Not likely that the OP is elite with any cruise line. That's why he asked where to find cruise deals.

We shop the discounters too, then book directly with the cruise line. We are mid-level loyalty with Celebrity, and status DOES pay off. Drink packages, OBC, laundry, internet time. Occasionally there is something interesting in a direct mailing from Celebrity, but most of those are aimed at Aqua Class and 'owner's suites that we just won't pay for anyway. We'll add about 60 nights with Celebrity in the next year.


----------



## LynnW (Aug 29, 2013)

There is a sticky on the travel info forum with lot's of good suggestions.

Lynn


----------



## Talent312 (Aug 29, 2013)

My 2 cents... I like www.bestpricecruises.com ... Not 'cuz their prices are any lower than any others,
but they do have a decent search engine, a sophisticated interface, and their own "rewards."
.


----------



## ttt (Aug 29, 2013)

I like www.cruisequick.com


----------



## MuranoJo (Aug 29, 2013)

Passepartout said:


> We'll add about 60 nights with Celebrity in the next year.



Wow, maybe we need a special thread about the longest time anyone has cruised in one year.    (I've heard stories of people who spend an entire year on a cruise, moving from ship to ship, or staying on one ship for multiple cruises.)

Was your European river boat trip on Celebrity?

We've only been on one-week stints so far.


----------



## Passepartout (Aug 29, 2013)

muranojo said:


> Was your European river boat trip on Celebrity?



We haven't taken a European river cruise (yet).
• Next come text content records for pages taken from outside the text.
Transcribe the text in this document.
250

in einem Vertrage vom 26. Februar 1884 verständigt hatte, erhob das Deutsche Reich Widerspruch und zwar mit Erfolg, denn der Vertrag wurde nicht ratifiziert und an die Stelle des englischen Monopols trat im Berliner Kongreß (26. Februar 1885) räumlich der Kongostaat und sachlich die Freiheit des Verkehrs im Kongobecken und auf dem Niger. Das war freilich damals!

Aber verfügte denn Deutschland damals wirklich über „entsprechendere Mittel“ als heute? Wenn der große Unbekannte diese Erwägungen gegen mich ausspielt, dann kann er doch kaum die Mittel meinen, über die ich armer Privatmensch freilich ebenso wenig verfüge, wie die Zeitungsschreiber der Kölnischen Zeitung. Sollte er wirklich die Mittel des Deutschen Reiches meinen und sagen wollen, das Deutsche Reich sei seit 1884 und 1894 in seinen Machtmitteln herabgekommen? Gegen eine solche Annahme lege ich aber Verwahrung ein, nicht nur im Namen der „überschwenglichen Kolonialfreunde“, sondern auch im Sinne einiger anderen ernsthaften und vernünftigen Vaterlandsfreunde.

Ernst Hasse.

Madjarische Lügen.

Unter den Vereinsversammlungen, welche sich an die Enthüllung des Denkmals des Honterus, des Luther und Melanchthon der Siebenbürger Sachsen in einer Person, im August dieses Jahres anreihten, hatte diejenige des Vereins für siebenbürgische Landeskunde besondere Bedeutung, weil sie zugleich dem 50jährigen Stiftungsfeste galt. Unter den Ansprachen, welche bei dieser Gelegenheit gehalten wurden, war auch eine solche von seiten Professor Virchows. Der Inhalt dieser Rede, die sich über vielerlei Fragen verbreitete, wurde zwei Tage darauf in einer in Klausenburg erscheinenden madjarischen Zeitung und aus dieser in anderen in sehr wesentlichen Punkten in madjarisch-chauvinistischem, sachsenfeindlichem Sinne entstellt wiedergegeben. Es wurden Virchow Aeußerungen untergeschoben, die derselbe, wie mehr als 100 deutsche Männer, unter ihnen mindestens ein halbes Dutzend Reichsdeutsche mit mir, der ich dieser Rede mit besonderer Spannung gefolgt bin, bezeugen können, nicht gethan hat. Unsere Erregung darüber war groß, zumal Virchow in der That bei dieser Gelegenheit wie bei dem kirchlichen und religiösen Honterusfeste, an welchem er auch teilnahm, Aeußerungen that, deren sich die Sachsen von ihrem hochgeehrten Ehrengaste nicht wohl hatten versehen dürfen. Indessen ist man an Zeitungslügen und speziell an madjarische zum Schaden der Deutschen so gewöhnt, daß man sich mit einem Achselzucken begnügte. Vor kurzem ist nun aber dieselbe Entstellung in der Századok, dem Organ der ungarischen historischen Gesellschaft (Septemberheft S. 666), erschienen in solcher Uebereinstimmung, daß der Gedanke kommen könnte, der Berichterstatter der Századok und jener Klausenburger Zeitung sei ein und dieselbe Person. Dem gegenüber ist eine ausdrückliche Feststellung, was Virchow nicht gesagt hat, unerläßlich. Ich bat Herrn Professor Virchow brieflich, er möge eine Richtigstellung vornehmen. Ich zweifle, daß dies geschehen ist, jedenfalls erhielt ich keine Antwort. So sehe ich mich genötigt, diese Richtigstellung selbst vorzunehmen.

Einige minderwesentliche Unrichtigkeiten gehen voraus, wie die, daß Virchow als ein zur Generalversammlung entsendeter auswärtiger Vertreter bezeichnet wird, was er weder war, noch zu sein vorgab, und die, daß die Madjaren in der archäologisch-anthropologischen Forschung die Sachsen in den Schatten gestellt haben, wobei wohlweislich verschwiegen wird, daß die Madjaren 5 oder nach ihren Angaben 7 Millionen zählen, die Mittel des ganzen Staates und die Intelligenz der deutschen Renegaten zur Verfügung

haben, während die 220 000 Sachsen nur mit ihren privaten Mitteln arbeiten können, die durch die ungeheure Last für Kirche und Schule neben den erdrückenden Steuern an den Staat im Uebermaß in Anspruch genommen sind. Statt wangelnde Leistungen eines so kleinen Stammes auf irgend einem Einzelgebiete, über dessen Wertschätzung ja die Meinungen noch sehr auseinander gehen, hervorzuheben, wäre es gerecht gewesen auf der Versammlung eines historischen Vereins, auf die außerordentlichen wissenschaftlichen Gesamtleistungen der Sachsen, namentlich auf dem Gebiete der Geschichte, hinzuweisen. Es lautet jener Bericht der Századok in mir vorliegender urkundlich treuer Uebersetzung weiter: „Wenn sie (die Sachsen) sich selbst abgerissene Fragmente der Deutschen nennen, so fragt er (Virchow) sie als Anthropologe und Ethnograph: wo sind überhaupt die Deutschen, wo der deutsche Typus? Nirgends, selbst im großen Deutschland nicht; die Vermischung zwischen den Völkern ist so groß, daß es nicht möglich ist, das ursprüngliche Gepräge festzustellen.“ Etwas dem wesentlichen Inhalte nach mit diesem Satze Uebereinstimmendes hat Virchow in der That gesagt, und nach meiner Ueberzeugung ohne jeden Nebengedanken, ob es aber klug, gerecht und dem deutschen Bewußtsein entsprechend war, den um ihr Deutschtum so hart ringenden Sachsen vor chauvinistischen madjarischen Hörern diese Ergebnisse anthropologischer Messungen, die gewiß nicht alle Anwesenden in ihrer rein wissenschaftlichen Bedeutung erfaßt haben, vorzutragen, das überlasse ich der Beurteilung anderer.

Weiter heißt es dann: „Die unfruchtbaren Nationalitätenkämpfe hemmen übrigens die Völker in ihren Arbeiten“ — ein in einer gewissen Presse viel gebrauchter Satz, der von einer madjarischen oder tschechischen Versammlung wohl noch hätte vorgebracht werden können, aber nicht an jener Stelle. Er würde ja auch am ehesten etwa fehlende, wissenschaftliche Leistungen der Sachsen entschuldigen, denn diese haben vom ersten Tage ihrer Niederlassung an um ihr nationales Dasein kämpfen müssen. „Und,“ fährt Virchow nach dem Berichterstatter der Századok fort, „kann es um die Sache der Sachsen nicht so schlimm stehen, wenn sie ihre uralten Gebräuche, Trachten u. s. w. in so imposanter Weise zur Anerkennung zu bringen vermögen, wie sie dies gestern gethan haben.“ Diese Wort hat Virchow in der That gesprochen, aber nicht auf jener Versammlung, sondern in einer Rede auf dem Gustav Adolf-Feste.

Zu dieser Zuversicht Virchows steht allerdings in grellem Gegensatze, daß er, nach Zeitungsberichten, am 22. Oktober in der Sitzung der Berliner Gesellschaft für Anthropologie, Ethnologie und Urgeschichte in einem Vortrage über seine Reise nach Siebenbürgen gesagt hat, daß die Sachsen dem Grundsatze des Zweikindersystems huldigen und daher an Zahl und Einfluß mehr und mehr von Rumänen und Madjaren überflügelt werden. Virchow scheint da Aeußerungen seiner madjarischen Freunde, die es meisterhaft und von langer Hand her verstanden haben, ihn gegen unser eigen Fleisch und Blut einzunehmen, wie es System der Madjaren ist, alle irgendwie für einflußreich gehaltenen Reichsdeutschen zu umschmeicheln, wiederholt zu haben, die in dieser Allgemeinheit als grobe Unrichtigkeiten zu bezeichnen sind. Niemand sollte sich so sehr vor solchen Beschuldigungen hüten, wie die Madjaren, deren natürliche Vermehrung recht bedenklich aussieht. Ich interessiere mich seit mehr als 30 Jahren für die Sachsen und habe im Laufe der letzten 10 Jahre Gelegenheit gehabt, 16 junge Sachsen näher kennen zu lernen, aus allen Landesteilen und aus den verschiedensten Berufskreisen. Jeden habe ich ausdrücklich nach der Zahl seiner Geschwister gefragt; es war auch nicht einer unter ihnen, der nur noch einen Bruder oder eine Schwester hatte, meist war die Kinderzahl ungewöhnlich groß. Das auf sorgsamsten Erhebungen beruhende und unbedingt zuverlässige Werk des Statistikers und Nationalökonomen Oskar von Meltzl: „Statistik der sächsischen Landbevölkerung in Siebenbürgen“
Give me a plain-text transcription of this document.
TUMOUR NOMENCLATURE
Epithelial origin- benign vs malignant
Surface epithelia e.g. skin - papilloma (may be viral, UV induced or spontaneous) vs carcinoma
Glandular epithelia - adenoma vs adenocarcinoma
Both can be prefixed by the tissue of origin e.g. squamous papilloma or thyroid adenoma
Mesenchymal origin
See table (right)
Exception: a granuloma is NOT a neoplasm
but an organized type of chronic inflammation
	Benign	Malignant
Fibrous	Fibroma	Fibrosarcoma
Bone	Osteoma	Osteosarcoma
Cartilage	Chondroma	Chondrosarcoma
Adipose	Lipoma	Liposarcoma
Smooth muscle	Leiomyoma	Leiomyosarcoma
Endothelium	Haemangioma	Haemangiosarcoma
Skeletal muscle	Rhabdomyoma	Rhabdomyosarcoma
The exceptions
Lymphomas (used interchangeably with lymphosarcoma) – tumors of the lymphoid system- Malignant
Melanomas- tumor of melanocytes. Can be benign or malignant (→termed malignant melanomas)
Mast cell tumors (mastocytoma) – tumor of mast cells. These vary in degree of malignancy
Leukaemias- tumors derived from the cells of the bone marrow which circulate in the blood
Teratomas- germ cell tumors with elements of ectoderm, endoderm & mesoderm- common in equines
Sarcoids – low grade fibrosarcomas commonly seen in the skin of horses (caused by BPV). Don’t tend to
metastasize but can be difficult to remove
It's still in the bucket, I guess. Last fall we took a 4 masted Windstar from Barcelona to Lisbon. This one: http://www.windstarcruises.com/windspirit-yacht.aspx


----------



## MuranoJo (Aug 30, 2013)

Passepartout said:


> We haven't taken a European river cruise (yet). It's still in the bucket, I guess. Last fall we took a 4 masted Windstar from Barcelona to Lisbon. This one: http://www.windstarcruises.com/windspirit-yacht.aspx



Ah, that is the one I was thinking of, and somehow thought it was a river cruise for some reason.   (Maybe I drew that conclusion from a photo you posted which appeared to be along a river.)


----------



## BocaBoy (Aug 30, 2013)

muranojo said:


> Wow, maybe we need a special thread about the longest time anyone has cruised in one year.    (I've heard stories of people who spend an entire year on a cruise, moving from ship to ship, or staying on one ship for multiple cruises.)



We took a 62-day cruise from Seattle to San Diego (around the Pacific Rim and Australia) after I retired about 8 years ago.  I highly recommend it to anyone who is able to do so.


----------



## Passepartout (Aug 30, 2013)

muranojo said:


> I've heard stories of people who spend an entire year on a cruise, moving from ship to ship, or staying on one ship for multiple cruises.



Actually, if you shop semi carefully and don't need a high deck balcony or suite, you can do this for less than the cost of assisted living. And a helluva lot more fun!

Jim


----------



## MuranoJo (Aug 30, 2013)

Passepartout said:


> Actually, if you shop semi carefully and don't need a high deck balcony or suite, you can do this for less than the cost of assisted living. And a helluva lot more fun!
> 
> Jim



Now that's an interesting thought for MIL.


----------



## Karen G (Aug 31, 2013)

We just booked a cruise today on the Royal Caribbean's Oasis of the Seas. We first talked with an agent at Vacations to go. Then we talked with an agent at CruCon and bought through him because they were able to offer more add-ons such as $100 shipboard credit, pre-paid gratuities, spa treatment, and specialty restaurant upgrade. The basic price was the same with both but Vacations to go could only offer a $75 shipboard credit and none of the other stuff.


----------



## ValHam (Sep 4, 2013)

I like to plan ahead - never been on a cruise - been on over 100 timeshare trades -now I may combine a cruise and timeshare vacation.


----------